Intelligence is largely inherited
The researchers used a new type of brain-imaging scanner to show that intelligence is strongly influenced by the quality of the brain's axons, or wiring that sends signals throughout the brain.india Updated: Mar 19, 2009 18:03 IST
Scientists at the University of California - Los Angeles (UCLA) say that a new study lends more force to the suggestion that intelligence is largely inherited.
The researchers used a new type of brain-imaging scanner to show that intelligence is strongly influenced by the quality of the brain's axons, or wiring that sends signals throughout the brain.
Given that the integrity of the brain's wiring is influenced by genes, the researchers suggest that the inheritance of genes play a far greater role in intelligence than was previously thought.

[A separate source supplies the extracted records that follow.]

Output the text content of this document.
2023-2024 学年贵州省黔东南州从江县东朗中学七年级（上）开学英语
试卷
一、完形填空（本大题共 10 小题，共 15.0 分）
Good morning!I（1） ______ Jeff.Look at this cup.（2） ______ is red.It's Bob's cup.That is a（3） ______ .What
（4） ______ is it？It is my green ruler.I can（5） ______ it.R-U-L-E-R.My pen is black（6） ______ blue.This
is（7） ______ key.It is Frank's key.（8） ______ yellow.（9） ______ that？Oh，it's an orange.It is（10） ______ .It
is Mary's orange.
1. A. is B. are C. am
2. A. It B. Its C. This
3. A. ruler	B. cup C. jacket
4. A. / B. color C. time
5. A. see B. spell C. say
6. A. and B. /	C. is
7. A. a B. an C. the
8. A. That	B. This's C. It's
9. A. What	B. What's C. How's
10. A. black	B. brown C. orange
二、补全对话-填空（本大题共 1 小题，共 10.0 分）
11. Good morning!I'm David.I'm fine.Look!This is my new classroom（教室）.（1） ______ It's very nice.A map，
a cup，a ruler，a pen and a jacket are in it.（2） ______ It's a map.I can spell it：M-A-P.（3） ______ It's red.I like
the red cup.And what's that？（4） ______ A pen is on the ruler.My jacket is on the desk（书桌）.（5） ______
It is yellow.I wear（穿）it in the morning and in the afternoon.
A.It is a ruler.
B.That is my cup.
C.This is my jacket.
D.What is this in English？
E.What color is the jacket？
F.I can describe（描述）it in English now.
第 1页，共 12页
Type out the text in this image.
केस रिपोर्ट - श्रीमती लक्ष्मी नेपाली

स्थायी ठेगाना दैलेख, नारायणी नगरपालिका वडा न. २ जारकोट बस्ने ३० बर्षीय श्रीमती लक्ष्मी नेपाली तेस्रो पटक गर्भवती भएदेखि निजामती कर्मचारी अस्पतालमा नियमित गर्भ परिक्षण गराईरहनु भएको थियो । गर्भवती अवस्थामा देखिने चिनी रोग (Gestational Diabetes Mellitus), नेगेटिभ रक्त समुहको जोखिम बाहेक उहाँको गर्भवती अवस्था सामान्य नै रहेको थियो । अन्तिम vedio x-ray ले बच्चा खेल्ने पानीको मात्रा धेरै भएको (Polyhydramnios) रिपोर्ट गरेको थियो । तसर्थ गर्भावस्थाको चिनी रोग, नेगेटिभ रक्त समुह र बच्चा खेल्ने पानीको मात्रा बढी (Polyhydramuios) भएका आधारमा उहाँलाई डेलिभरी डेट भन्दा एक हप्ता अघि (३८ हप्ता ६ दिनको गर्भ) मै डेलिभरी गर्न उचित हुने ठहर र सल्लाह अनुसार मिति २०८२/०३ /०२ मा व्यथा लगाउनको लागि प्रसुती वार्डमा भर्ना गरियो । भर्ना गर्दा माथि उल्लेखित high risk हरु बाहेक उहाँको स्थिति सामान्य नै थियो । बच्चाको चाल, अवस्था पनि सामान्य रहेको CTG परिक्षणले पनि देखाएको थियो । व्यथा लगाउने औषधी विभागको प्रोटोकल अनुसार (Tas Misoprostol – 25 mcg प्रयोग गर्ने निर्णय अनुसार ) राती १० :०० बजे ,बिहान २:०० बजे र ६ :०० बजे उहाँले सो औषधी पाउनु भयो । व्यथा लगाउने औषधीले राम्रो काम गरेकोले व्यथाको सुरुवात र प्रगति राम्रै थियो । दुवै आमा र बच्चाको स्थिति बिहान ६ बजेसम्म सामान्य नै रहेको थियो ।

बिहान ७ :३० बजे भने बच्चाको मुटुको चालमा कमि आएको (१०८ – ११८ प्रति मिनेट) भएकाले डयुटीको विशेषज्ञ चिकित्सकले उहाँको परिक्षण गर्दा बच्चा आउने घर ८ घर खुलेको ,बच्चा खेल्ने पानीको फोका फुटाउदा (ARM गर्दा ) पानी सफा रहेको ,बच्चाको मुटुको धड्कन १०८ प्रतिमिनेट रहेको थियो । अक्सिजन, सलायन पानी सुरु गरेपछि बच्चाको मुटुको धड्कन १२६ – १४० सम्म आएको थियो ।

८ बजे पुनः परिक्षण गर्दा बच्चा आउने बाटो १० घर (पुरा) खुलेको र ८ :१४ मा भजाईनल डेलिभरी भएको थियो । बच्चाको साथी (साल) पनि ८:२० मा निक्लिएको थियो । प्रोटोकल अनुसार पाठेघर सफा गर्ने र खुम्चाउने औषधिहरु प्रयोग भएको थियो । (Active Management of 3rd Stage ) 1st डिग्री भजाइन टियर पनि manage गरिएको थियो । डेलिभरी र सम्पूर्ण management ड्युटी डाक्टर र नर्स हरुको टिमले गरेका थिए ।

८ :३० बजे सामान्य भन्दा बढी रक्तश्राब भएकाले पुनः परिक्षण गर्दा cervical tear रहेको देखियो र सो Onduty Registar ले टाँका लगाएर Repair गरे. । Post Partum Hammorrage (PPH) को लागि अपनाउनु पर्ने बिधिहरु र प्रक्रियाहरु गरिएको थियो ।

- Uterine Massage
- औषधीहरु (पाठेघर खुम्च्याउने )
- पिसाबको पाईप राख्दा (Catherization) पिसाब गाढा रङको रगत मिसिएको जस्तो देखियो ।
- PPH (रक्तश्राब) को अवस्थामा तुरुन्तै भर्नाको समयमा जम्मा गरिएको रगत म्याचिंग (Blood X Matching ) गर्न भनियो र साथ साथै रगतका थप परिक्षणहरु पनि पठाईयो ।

Paul Thompson, a professor of Neurology, points out that genes seem to influence intelligence by determining how well nerve axons are encased in myelin, the fatty sheath of "insulation" that coats the brain’s axons and allows for fast signalling bursts.
The thicker the myelin, says the researcher, the faster the nerve impulses.
During the study, Thompson and his colleagues scanned the brains of 23 sets of identical twins and 23 sets of fraternal twins—considering that identical twins share the same genes while fraternal ones share about half their genes.
The researchers said that they were able to compare each group to show that myelin integrity was determined genetically in many parts of the brain that are key for intelligence—including the parietal lobes, which are responsible for spatial reasoning, visual processing and logic, and the corpus callosum, which pulls together information from both sides of the body.
Thompson highlights the fact that the myelination of brain circuits follows an inverted U-shaped trajectory, peaking in middle age and then slowly beginning to decline.
He believes that identifying the genes that promote high-integrity myelin is critical to forestalling brain diseases like multiple sclerosis and autism, which have been linked to the breakdown of myelin.
"The whole point of this research is to give us insight into brain diseases," he says.
The researcher says that his study has already narrowed down the number of gene candidates that may influence myelin growth, and may one day lead to a therapy that could make people smarter by enhancing their intelligence.
"It's a long way off but within the realm of the possible," Thompson said.
A research article describing Thompson’s study has been published in the Journal of Neuroscience.